Darkling Cottage
Tuesday 19th November
Dearest Alfred,
Today Mama received a letter. It said a boy fitting your description was in a hospital in northern France. He is ‘badly injured’ with a wound to the head. More importantly, is he you?
It’s left me very shaken, and because of it Mama and Papa have had the biggest row. He even called her ‘Florrie’ instead of ‘Florence’, which he knows she hates. And Anna and Mrs Cotter are casting doubts over everything – not just about you but my photograph too. It’s as if we’re all pulling against each other, and I don’t like it at all.
Please don’t think me ungrateful: ‘injured’ is ten times better than ‘missing’. But I keep picturing the men here in Bexton, with their limps and scars and missing fingers. There’s one or two who have burns to the face and wear those ghastly tin masks. Then there are men like Papa whose injuries you can’t see. Please say you’re not like this.
Mama’s completely certain the boy in France is you. She called us all to the drawing room and read his description from the letter – blond hair, green eyes, old scar behind left ear – and I admit it does sound like you. Because of his injuries, the boy doesn’t recall his name, but – and this part made my legs go weak – he keeps repeating the word ‘Bexton’.
I so wanted it to be you. But also I didn’t. Not if you couldn’t remember who you were. I want you back just the same as when you went away. Sorry if that sounds awfully selfish.
Mrs Cotter pointed out that Bexton might be a surname or a house, and Anna agreed, saying that she knew of a town up north with that name. I was almost relieved. Then I grew frightened because it felt as if we’d just found you only for you to slip away from us again. Mama thanked them both for their expert advice, and asked Papa for his view.
All this time he’d been sitting in his chair. I now saw why; his hands shook so much he’d tucked them deep into his armpits. It made me want to put a blanket round his shoulders.
Mama sank at his feet, begging him to believe that the boy was you. Papa said he didn’t know what to think. With so many boys lying injured in France, it wasn’t wise to get our hopes up. But we’d bring you home and nurse you here, Mama said. It could easily be sorted out. All she asked was that he should believe.
That word again!
Mama had few hard facts, only hope, of which she was full to the brim. It convinced me, Alfred. And it seemed to soften Papa, who eventually agreed she should go to France. It was the only way we’d know if the boy was you. But again he warned her not to get her hopes up. In a very cool tone she said that when she brought you home, then he’d thank her for being hopeful. It struck me as a bit rich because she’d not believed in me and my picture, when clearly Sir Arthur Conan Doyle did!

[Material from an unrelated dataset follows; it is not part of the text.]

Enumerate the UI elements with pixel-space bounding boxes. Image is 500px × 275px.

And, feeling brave, I said so.
While Mama glared Mrs Cotter chipped in helpfully, saying to her way of thinking, fairies were just a myth, like ghosts or dragons. Then Anna said people were getting very clever with cameras nowadays, and most pictures like mine were just trickery.
Trickery! Pah! How I wanted to pinch her!
Mama cleared her throat. Slowly, coolly she said I needed to realise it wasn’t normal to believe in fairies. At this Papa EXPLODED! I’ve never heard him rant so – about the war and young men dying for a cause they didn’t understand, let alone believe in, and how those who did come home were forgotten because nobody cared. Was it so mad, then, to believe in something good, to hope our sorry, awful world wasn’t all there was? Did normal even exist any more?
Mrs Cotter and Anna took their cue to leave the room. As Papa went on, I began to grasp it properly. For years we’ve lived and breathed this dreadful war. The fairies are proof that a better, kinder world still exists. If we believe hard enough then anything is possible – missing soldiers coming home, ghosts, fairies. By the time Papa had finished, I think even Mama understood: we have to keep our hopes alive if we can.
I left the room unnoticed and went straight to the woods, hoping for fairies. There were rustlings a-plenty: mostly squirrels and blackbirds, plus the odd cackling jay. But there was no sign of any fairies, nor the sense that they were near. Even Mr Glossop’s dog had stayed away today, so I couldn’t blame their absence on him. The wood seemed full of midwinter gloom. Hard to believe that just days ago I’d felt magic here, yet that feeling now seemed a thousand miles away. Everything was so bleak and chill, as if the fairies were keeping away on purpose.
That thought stayed with me. At dinner, I couldn’t eat pudding, and it was lemon curd tart. I think Mrs Cotter made it especially to say sorry for earlier, but I’d rather she and Anna had believed me in the first place, or at least not made me feel like a cheat.
Mama is to go to France very soon. She’s ever hopeful that the injured boy is you. I know it shouldn’t but it scares me a little too, Alfred. What if these things turn out not to be the truth we want? What do we hope for then?
I’m sorry. This would all be so much simpler if you were here.